John Clarke Lemay
I recently retired after serving 25 years and 7 months in the United States Army. My career began at West Point and upon graduation I became an infantry officer. I did two tours in Afghanistan and two tours in Iraq. I deeply regret not winning those wars. During my career I earned a masters of Peace Operations from George Mason University and a masters of Military Arts and Science from the Army’s School of Advanced Military Studies. Now I am writing in my basement war room. Specifically I’m working on encoding the lessons of Afghanistan into a creative and fun game that will serve as a catalyst for effective learning. My current project is a video series that applies the teachings of the classic military philosophers to Afghanistan. I just finished Sun Tzu Ponders Afghanistan (click the link to check it out) and am working on Thucydides Ponders Afghanistan. If you are interested in reading an overview of 25 years in the Army and seeing some interesting Army photos, check out my LinkedIn profile. I’m married to my beautiful wife Tara and we have three young children ages newborn, 2 and 4.
The Basement War Room
The Basement War Room Logo features two key symbols: The Tactical Mission Graphic for Control and the Belt of Truth.
The Tactical Mission Graphic for Control. Control was one of the most common tasks assigned to companies and platoons during the Afghanistan and Iraq wars. A tactical mission task is a specific task performed by a unit and the Army has detailed definitions for all tactical mission tasks. The definition of control is “A tactical mission task that requires the commander to maintain physical influence over a specified area to prevent its use by an enemy or to create conditions necessary for successful friendly operations.” (Army Doctrine Publication (ADP) 1-02 Terms and Military Symbols). Having a graphic is important because Soldiers, platoons and companies do things on the ground, and a graphic is placed on a map, which helps communicate the what and where. It also aids planners in carefully considering what they want those companies and platoons to do. Drawing operational approaches with lines of effort is easy – translating those lines of effort to tactical tasks conducted on the ground is hard. This is one of the reasons that I’m disappointed that the Army, as it shifts its focus to preparing for a war with Russia, has dropped the Control Tactical Mission Graphic from doctrine. It retains the term, but the graphic is no longer included in Chapter 9 of ADP 1-02 (see the 2018 edition linked to above). It was in the 2013 edition and I believe that the Army should not reduce the number of tactical mission graphics useful for stability operations, but instead increase them, so that it has a rich set of tools to enable planners to get beyond lines of effort and onto a map.
The Belt of Truth. This is a reference from Ephesians 6:14. The Bible is discussing spiritual warfare, but the foundation for victory in all warfare is truth. The Art of War by Sun Tzu emphasizes the importance of truth by devoting its first chapter to estimates (the process of understanding truth) and later states “know the enemy and know yourself, in a hundred battles you will never be in peril”. Understanding your own forces, the enemy, the terrain and the situation seems like simple common sense. Despite this, it has not been present in our modern wars.

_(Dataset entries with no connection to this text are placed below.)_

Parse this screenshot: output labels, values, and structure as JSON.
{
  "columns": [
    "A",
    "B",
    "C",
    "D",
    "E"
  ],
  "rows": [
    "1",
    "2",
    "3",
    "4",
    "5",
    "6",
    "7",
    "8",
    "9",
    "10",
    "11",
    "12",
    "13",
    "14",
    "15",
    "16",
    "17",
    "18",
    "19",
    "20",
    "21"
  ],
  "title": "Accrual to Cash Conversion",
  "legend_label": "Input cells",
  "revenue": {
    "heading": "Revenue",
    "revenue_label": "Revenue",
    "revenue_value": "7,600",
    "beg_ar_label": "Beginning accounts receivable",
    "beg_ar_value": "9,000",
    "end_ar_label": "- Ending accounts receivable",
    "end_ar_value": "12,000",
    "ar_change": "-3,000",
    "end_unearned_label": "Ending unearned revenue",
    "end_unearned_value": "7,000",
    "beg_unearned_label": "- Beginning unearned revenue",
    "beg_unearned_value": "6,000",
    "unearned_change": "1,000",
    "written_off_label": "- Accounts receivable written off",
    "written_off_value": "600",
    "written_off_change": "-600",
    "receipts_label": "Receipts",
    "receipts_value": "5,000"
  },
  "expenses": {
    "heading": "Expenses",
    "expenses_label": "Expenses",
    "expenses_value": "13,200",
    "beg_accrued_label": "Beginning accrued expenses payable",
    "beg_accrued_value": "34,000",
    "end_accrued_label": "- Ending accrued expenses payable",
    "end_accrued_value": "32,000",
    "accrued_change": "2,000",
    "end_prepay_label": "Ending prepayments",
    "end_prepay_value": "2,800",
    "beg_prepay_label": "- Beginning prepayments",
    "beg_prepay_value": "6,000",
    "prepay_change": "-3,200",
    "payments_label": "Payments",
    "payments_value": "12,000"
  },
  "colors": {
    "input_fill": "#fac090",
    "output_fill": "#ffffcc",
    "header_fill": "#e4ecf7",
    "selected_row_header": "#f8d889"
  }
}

Supposedly an aide to President Bush said that “guys like [the reporter] were “in what we call the reality-based community,” which he defined as people who “believe that solutions emerge from your judicious study of discernible reality.” [the reporter] nodded and murmured something about enlightenment principles and empiricism. He cut [the reporter] off. “That’s not the way the world really works anymore,” he continued. “We’re an empire now, and when we act, we create our own reality. And while you’re studying that reality — judiciously, as you will — we’ll act again, creating other new realities, which you can study too, and that’s how things will sort out. We’re history’s actors . . . and you, all of you, will be left to just study what we do.” A positive interpretation of this is that the aide was simply talking about initiative, which is crucial in war. The tension between initiative and truth (reality) is reflected in the term “Military Art and Science.”
Soldiers have to study both to succeed in war. However, We Were Soldiers Once and Young by Moore and Galloway, and Attacks by Rommel both illustrate the danger of initiative ungrounded in truth. General Moore and Galloway tell the story of LT Herrick who led a charge against a vastly superior enemy force and was killed, along with most of his platoon. Rommel tells a story about when he charged three enemy soldiers with his bayonet … and they shot him. Rommel and Herrick’s initiative could not overcome the truth of their enemy’s bullets. Moving up from tactical level, our wars in Afghanistan and Iraq illustrate that all the art in the world can’t compensate for the science of geography, culture, population density, safe havens, etc. I believe President Eisenhower captures the dual nature of military art and science well when he states “plans are worthless, but planning is everything.” Yes, when battle is joined, a commander must exercise the art of war to win, including initiative, but before battle is joined, his victory should already be secured by quality planning based on truth.